What is the minimum value of the function $f(x)= \frac{x^2+3x-6}{x^2+3x+6}$? I was trying to use the differentiation method to find the minimum value of the person but it did not give any result, I mean when I differentiated this function and equated to zero for finding the value of $x$ when the function value would be minimum, it gave me an absurd relation like $-6=6$. 
How can we solve this? Why is the differentiation method not working here? Please help !!!
$f(x)= \frac{x^2+3x-6}{x^2+3x+6}$
$f'(x)= \frac{(x^2+3x+6)(2x+3)-(x^2+3x-6)(2x+3)}{(x^2+3x+6)^2}$
Then equated this to $0$ to find the value of $x$.
Thanks in advance !!!
 A: You do not need calculus/derivatives for this. Let $u=x^2+3x+6=\left(x+\frac32\right)^2+\frac{15}{4}$, and note that you would like to minimize $\frac{u-12}{u}=1-\frac{12}{u}$.
$u$ can take values in $[15/4,\infty)$. And $1-\frac{12}{u}$ is an increasing function for positive $u$.
It follows that the minimum occurs when $u=\frac{15}{4}$, which happens when $x=-\frac{3}{2}$. And the minimum value obtained is $1-\frac{12}{u}=1-\frac{12}{15/4}=-\frac{11}{5}$.
A: Notice that we have $2x+3=0$ and you should check that $x=-\frac32$ is a minimum.
$$f'(x) = \frac{12(2x+3)}{(x^2+3x+6)^2}$$ shows that $x=-\frac32$ is the global minimum as the gradient is negative for $x<-\frac32$ and then positive for $x>-\frac32$.

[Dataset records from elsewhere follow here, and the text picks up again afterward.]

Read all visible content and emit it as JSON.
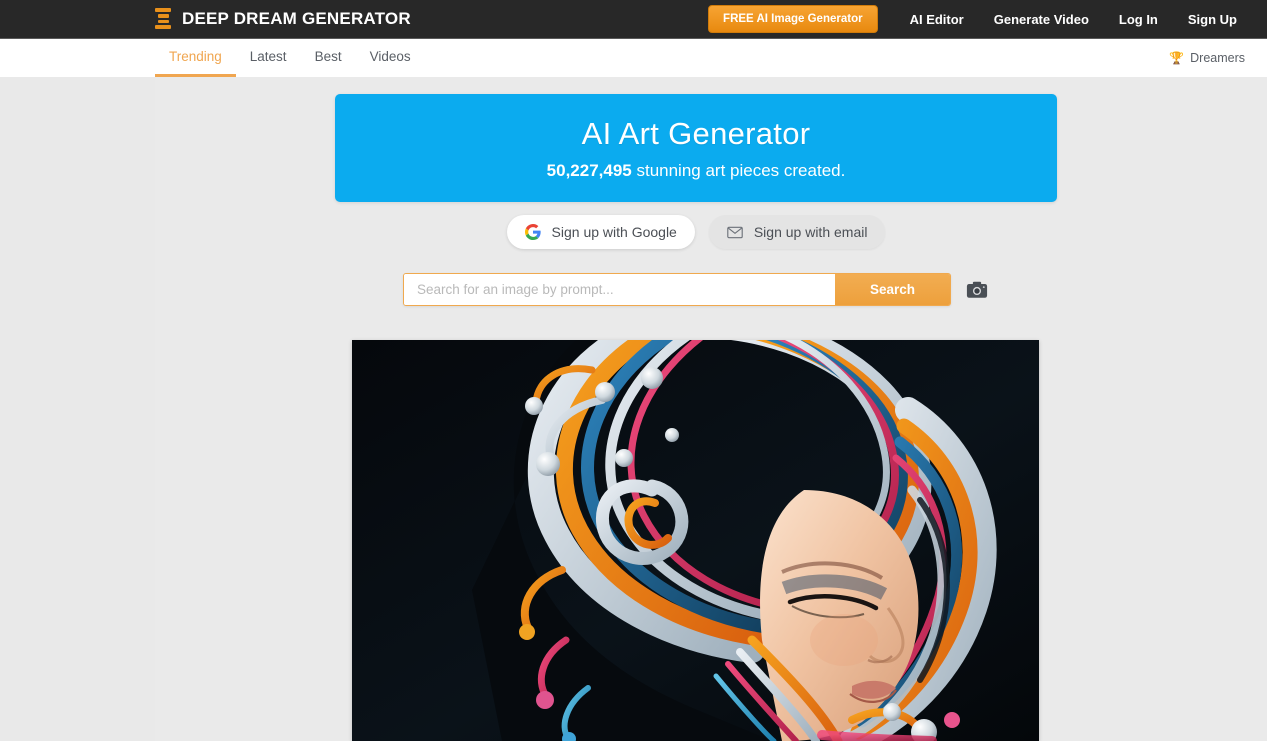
{
  "header": {
    "brand": "DEEP DREAM GENERATOR",
    "logo_icon": "hourglass-logo-icon",
    "cta_label": "FREE AI Image Generator",
    "links": [
      {
        "label": "AI Editor",
        "name": "ai-editor"
      },
      {
        "label": "Generate Video",
        "name": "generate-video"
      },
      {
        "label": "Log In",
        "name": "log-in"
      },
      {
        "label": "Sign Up",
        "name": "sign-up"
      }
    ],
    "accent_color": "#e8901b",
    "background_color": "#282828"
  },
  "subnav": {
    "tabs": [
      {
        "label": "Trending",
        "active": true
      },
      {
        "label": "Latest",
        "active": false
      },
      {
        "label": "Best",
        "active": false
      },
      {
        "label": "Videos",
        "active": false
      }
    ],
    "dreamers_label": "Dreamers",
    "dreamers_icon": "trophy-icon",
    "active_color": "#f0a650"
  },
  "hero": {
    "title": "AI Art Generator",
    "count": "50,227,495",
    "subtitle_suffix": " stunning art pieces created.",
    "background_color": "#0babef"
  },
  "signup": {
    "google_label": "Sign up with Google",
    "google_icon": "google-g-icon",
    "email_label": "Sign up with email",
    "email_icon": "envelope-icon"
  },
  "search": {
    "placeholder": "Search for an image by prompt...",
    "value": "",
    "button_label": "Search",
    "camera_icon": "camera-icon",
    "accent_color": "#f0a94e"
  },
  "artwork": {
    "alt": "AI generated portrait of a woman with flowing multicolored swirling hair",
    "background_color": "#000000"
  }
}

A: Another didactic way, we prove that $-11/5 \le y=f(x)<1, x \in \Re$.
Let $y=\frac{x^2+3x-6}{x^2+3x+6}$ and check that $x^2+3x+6 >0$
Then we can write $(y-1)x^2+3(y-1)x+6(y+1)=0, x \in \Re$
$\implies B^2 \ge 4AC \implies 9(y-1)^2\ge 24(y+1)(y-1).$
Case 1: $y<1$ we get $9y-9 \le 24y+24 \implies  y \ge -11/5$
and hence $-11/5 \le y <1$.
Case 2: when $y>1$ gives $y\le -11/5$ a Null.